A minor difference between CONNECT BY and recursive CTE is that in CONNECT BY you use the keyword PRIOR to indicate which column values should be taken from the previous iteration, whereas in a recursive CTE you use the table name and the CTE name to indicate which values are taken from the current iteration and which are taken from the previous iteration. (In a recursive CTE, you can also distinguish between current and previous iterations by using different column names in the CTE column list than in the source table or table expression.)

Non-Contiguous Hierarchies

This topic described hierarchies and how parent-child relationships can be used by recursive CTEs (common table expressions) and CONNECT BY clauses.

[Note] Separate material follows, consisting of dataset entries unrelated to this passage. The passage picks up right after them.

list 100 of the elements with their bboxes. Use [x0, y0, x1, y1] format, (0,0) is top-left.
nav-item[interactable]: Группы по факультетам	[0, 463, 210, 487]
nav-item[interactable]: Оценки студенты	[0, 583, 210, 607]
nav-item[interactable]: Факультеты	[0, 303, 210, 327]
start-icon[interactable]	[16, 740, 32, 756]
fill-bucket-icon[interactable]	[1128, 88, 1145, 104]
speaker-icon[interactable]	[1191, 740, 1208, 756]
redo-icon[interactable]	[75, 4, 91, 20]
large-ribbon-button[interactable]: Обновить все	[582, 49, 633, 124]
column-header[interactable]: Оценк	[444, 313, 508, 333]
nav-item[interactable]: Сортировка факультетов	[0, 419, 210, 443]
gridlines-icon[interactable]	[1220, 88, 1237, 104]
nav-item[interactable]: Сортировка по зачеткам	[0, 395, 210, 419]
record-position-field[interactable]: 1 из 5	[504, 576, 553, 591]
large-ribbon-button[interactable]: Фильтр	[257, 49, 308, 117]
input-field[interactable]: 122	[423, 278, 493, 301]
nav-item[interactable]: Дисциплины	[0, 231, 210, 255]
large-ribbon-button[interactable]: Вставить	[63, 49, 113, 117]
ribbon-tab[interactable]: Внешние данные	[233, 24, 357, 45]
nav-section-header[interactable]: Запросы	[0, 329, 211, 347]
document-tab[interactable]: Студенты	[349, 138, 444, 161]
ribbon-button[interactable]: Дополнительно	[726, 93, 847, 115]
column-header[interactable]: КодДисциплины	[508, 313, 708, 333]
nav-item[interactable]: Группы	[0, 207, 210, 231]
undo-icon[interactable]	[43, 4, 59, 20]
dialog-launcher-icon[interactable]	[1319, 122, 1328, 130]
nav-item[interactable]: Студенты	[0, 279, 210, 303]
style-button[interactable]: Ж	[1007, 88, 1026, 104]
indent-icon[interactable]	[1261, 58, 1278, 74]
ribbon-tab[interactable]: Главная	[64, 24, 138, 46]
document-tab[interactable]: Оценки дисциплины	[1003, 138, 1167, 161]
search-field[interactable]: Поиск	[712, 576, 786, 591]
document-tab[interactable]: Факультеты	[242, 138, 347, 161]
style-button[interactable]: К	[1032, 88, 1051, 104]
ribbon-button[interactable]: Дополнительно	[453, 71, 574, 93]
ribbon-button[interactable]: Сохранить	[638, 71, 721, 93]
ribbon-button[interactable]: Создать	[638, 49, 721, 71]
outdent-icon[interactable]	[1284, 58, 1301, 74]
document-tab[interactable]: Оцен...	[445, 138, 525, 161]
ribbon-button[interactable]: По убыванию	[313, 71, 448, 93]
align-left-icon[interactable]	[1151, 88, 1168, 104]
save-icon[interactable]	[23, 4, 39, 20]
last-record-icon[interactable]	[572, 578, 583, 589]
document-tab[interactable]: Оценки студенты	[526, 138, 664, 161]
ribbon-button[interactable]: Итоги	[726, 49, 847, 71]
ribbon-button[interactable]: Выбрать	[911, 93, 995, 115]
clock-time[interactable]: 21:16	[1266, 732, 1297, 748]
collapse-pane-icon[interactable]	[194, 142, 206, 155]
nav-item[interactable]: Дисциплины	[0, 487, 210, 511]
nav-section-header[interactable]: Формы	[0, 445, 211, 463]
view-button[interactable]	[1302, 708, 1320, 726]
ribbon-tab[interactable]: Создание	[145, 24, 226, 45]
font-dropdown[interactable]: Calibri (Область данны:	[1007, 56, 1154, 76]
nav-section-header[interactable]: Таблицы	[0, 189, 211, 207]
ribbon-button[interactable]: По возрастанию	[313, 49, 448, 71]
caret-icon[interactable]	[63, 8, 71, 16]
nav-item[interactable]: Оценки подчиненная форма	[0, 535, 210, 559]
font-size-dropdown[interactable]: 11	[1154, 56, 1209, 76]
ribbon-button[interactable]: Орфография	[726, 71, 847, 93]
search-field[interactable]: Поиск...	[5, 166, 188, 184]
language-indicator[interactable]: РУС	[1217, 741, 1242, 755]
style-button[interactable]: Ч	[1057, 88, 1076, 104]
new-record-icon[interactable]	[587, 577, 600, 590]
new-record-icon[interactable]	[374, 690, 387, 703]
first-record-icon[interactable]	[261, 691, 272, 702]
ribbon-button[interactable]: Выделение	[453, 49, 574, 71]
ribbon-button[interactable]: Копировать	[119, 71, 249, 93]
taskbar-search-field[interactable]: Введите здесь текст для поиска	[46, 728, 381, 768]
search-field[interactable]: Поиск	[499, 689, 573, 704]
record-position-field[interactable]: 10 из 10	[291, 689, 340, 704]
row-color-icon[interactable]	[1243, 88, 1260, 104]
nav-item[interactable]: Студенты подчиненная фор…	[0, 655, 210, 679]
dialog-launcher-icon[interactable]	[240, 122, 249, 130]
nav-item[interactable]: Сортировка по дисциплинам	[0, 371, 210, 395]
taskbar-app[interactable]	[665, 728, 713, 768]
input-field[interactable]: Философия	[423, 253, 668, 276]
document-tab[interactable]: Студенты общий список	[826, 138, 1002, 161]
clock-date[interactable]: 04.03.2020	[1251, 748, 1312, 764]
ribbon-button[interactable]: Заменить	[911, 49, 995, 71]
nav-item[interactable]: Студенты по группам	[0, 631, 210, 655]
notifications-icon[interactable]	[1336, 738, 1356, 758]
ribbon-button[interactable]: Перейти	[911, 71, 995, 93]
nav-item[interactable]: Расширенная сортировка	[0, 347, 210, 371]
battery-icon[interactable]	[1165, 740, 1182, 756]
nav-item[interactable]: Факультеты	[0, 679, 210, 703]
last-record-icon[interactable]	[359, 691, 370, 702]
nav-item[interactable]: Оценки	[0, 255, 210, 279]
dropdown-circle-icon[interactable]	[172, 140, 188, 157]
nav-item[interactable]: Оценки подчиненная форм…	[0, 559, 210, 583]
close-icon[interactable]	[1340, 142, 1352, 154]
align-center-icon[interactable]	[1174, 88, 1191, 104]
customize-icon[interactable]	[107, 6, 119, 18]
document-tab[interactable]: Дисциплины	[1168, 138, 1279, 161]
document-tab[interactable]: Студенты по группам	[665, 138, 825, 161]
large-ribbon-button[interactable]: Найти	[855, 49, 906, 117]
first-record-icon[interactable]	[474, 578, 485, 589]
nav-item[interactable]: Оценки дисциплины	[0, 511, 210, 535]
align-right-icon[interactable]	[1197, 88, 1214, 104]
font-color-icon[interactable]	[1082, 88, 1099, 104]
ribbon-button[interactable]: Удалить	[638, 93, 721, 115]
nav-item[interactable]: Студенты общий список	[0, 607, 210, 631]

In all of this topic’s examples, as well as all the examples in the CONNECT BY documentation and the recursive CTE documentation, the hierarchies are contiguous. None of the examples has a parent and a grandchild without having a corresponding child between them.

For example, if you do a “parts explosion” of a car, you’re not going to have a component for the car, and a component for the tire, without having a component for the wheel that contains the tire (and that is contained by the car).

However, there can be cases where data is incomplete. For example, in an employee/manager hierarchy, suppose that the Vice President of Engineering retires and the company doesn’t hire a replacement immediately. If the VP’s employee record is deleted, then employees below that VP are “cut off” from the rest of the hierarchy, so the employees table no longer contains a single contiguous hierarchy.

If you use recursive CTEs or CONNECT BY to process data, you need to think about whether the data in your table represents a single, contiguous tree. You can use recursive CTEs and CONNECT BY on a single table that contains multiple trees, but you can only query one tree at a time, and that tree must be contiguous.